Thank you all for the help, and for the great forum. :)


The last update I've known of is the Programmer-to-go function for the pickit3...

I don't know if they have fixed the other issues it had.

Some dsPICs can be programmed but not debugged using the pickit2...

For this application, I'll need to most powerful dsPICs I can get my hands on. Heck, the PICKit3 might not even be good enough, since it can't program the 32-bit chips (though I don't know if Microchip are making 32-bit dsPICs at the moment).

It might be worth going to an ARM7 based chip then, or using an external DDS chip like the AD5932

Maybe I should explain my application a bit more.

I want to build an additive synthesizer (of the musical variety). The best of the best additive synths have 128 sine waves (partials) per voice, where each partial gets its own pitch and amplitude envelope. Now, there's a metric assload of processing power required for that (each voice is basically a high-powered SHARC processor), so I had my own ideas for a voice design that is simpler.

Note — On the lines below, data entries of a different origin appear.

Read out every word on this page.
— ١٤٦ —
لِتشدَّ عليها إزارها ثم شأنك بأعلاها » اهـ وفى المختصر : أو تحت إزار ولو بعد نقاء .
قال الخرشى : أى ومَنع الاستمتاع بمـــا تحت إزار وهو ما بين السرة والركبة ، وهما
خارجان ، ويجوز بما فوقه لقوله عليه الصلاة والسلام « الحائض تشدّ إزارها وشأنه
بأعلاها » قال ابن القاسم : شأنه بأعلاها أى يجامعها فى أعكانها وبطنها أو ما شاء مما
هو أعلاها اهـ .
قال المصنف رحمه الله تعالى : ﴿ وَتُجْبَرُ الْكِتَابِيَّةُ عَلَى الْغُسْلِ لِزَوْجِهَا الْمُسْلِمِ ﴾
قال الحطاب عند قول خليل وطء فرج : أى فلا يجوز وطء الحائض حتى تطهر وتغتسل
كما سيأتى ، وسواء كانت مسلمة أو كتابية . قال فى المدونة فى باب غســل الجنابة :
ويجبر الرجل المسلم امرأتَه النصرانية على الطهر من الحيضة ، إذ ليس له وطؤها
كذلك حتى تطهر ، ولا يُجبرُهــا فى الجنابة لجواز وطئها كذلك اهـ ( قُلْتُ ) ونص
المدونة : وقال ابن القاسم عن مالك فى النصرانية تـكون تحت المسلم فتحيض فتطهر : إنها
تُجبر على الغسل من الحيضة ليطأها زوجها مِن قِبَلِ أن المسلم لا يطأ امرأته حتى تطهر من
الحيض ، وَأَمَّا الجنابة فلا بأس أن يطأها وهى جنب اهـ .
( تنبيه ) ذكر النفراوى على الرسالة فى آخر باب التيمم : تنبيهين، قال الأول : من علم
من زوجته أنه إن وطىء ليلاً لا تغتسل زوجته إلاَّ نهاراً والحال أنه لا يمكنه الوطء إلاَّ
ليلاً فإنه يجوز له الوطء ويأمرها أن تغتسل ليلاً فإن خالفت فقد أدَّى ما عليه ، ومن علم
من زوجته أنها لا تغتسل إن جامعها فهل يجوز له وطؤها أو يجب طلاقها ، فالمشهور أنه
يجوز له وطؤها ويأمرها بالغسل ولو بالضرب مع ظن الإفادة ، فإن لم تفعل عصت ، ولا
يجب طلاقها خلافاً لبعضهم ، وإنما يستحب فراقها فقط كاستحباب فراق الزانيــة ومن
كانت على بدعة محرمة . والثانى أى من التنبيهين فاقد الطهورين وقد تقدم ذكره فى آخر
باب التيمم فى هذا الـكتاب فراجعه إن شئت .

Each voice (one note pressed on the music keyboard) which consists of a minimum of 32 partials, will have one amplitude envelope. Each partial will then get a coefficient that is applied to the envelope and then that result is applied to the amplitude of the partial. So all partials get affected by a single envelope, but not equally. You could even do negative coefficients (the partial gets louder as the envelope goes down). 32 partials might sound like a lot, but keep in mind that a sawtooth wave at 20Hz and band-limited to 20kHz contains over 2000 partials. If I can get 64, that would be even better. 128 and I'd be over the moon.

I haven't decided yet how to mess around with the pitch of each partial. I might do the same thing, a coefficient applied to an envelope and/or an LFO.

Of course, all of this depends on how much processing power I can get my hands on for each voice, and how well I can code it all. One processor per voice is likely going to be my approach, so the number of total voices, ie, the number of keys on the keyboard that can be pressed and still make a sound, would depend on the number of processors I include. There would be an extra processor for the user interface and managing voice allocation, but I have an idea that might make the second part unnecessary.

Let me know if anything needs to be clarified.